Generally speaking, the steeper the drop in interest rates and the lower the closing costs, the sooner you’ll reach the break-even point.
A common rule of thumb is that the savings from refinancing will generally make sense if it will bring down the interest rate by at least 1 percentage point. But some people might still see substantial savings with a smaller interest rate change, depending on the size of their mortgage, their closing costs and other factors, Miller says.
With interest rates expected to rise eventually, homeowners who purchased their homes more than three or four years ago may at least want to do the math to figure out if refinancing makes sense for them, says Debbie Gallant, a financial planner in Rockville, Md.
There are a few other factors to consider. Homeowners should think about how refinancing will affect the length of their mortgage loan. People who refinance into a new 30-year mortgage are essentially restarting the clock and could end up making mortgage payments for a longer period than initially expected, Gallant says. For instance, a homeowner who planned to pay off his mortgage before retirement might not meet that goal if he refinances too often, she says. Similarly, people who switch to a shorter-term mortgage loan may pay less interest but could face larger monthly payments.

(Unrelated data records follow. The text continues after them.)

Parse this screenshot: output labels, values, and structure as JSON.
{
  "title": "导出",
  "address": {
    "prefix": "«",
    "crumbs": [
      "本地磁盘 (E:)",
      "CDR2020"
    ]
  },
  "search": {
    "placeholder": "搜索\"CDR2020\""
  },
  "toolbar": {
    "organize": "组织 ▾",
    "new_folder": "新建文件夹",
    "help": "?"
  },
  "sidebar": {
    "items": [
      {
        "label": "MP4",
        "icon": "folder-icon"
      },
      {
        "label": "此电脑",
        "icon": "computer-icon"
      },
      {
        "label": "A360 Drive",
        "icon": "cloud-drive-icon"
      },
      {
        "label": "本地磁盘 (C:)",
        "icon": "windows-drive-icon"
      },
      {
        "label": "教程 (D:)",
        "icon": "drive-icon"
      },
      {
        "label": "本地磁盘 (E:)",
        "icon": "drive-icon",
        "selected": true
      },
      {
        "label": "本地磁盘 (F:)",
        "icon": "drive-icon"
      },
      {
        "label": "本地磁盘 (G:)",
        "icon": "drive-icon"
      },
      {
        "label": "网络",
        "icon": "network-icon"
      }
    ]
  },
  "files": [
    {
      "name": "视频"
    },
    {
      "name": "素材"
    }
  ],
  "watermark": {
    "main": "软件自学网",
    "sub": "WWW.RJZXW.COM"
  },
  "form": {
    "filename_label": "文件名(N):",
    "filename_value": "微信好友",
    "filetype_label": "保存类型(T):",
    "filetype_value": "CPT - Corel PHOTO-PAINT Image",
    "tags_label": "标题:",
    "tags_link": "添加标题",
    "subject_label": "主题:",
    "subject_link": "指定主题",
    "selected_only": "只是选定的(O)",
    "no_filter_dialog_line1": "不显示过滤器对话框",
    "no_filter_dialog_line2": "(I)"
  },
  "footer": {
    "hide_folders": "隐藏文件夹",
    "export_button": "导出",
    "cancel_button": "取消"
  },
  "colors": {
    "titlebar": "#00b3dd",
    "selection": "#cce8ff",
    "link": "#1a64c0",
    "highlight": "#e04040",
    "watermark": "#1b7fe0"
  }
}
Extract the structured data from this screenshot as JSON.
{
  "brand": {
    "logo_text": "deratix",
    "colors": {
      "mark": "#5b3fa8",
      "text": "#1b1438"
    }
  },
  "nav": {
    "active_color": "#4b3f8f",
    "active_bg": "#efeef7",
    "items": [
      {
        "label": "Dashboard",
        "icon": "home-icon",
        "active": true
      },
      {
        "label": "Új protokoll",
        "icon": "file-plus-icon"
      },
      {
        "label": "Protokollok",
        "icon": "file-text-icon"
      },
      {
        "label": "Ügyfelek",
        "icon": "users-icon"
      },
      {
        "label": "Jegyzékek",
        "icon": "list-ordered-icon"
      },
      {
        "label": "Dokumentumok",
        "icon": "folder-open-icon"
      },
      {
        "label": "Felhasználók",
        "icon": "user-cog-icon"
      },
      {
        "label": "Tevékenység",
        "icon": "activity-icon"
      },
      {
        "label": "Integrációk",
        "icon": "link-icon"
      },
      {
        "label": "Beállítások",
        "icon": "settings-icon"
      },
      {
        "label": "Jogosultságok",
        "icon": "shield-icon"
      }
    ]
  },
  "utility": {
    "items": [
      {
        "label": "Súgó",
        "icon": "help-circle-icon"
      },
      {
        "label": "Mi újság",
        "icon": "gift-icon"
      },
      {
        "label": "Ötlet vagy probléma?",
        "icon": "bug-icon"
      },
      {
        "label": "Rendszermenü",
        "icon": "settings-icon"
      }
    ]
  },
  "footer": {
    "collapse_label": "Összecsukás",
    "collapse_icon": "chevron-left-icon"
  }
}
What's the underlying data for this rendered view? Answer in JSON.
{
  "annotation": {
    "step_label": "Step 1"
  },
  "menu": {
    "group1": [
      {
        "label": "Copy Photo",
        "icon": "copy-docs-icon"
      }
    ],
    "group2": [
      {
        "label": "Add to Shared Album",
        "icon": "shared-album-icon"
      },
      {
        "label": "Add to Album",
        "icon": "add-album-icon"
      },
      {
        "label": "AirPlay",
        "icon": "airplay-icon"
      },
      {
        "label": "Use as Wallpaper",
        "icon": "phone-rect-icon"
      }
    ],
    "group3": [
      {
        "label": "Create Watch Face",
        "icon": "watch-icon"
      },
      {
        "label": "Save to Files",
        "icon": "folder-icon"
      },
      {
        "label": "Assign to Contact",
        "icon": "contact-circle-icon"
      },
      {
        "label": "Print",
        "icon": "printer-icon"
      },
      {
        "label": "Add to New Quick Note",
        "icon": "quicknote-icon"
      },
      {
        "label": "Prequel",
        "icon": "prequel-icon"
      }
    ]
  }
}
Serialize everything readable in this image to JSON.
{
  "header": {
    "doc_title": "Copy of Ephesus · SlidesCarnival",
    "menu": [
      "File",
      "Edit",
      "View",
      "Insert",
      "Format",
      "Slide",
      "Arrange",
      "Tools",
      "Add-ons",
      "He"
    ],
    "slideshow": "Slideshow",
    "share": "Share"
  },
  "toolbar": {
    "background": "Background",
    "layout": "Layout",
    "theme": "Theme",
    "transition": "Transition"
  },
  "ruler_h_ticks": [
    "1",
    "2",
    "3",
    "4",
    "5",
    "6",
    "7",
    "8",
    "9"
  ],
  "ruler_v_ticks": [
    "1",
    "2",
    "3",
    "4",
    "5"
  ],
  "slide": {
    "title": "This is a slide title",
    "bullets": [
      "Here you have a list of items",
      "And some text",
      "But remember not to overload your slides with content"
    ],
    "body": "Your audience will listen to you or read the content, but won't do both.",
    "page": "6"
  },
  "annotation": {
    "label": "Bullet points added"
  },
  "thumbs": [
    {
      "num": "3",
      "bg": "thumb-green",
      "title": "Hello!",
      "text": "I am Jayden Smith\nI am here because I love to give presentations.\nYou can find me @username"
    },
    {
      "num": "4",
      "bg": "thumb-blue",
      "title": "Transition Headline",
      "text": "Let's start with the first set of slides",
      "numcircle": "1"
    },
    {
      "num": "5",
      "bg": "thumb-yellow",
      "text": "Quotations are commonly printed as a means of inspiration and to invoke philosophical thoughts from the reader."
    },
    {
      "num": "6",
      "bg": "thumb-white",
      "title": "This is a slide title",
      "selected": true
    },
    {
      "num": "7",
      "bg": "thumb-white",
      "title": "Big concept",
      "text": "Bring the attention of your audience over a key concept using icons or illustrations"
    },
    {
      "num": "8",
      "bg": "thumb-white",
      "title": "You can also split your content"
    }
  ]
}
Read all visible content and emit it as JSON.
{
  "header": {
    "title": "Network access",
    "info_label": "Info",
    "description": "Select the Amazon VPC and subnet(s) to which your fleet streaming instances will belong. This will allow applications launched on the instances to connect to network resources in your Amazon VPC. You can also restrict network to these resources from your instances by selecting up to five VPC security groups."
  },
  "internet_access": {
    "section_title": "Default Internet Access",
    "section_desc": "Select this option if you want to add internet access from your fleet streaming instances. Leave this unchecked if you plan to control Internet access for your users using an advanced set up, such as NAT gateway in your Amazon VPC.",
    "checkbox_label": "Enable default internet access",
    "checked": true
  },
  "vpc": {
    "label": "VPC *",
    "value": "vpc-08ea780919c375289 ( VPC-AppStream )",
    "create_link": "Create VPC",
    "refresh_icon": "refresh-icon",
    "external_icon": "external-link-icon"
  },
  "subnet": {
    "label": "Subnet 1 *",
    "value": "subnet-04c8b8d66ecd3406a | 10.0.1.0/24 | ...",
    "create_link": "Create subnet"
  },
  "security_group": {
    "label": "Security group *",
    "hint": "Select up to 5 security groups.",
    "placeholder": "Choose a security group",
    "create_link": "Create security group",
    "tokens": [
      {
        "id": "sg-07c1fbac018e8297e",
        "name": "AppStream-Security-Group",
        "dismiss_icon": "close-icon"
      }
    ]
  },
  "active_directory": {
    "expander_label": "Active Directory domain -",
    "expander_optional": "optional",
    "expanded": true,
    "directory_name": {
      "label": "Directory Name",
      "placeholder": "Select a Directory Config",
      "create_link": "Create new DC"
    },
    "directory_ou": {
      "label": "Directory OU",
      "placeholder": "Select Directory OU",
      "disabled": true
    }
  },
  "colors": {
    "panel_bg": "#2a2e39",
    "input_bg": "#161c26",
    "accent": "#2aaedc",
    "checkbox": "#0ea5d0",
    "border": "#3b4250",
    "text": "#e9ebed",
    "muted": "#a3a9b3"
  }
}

Some people may want to refinance to change the type of loan they have. For instance, those with adjustable-rate mortgages that may become more expensive if interest rates rise may be able to lock in a lower rate for longer if they refinance into a fixed-rate mortgage, Gallant says.
Still, homeowners shouldn’t feel rushed to make the decision. Even though mortgage rates increased slightly last week, they are still pretty low by historical standards. And if the economy continues to grow slowly, the Fed will move slowly too.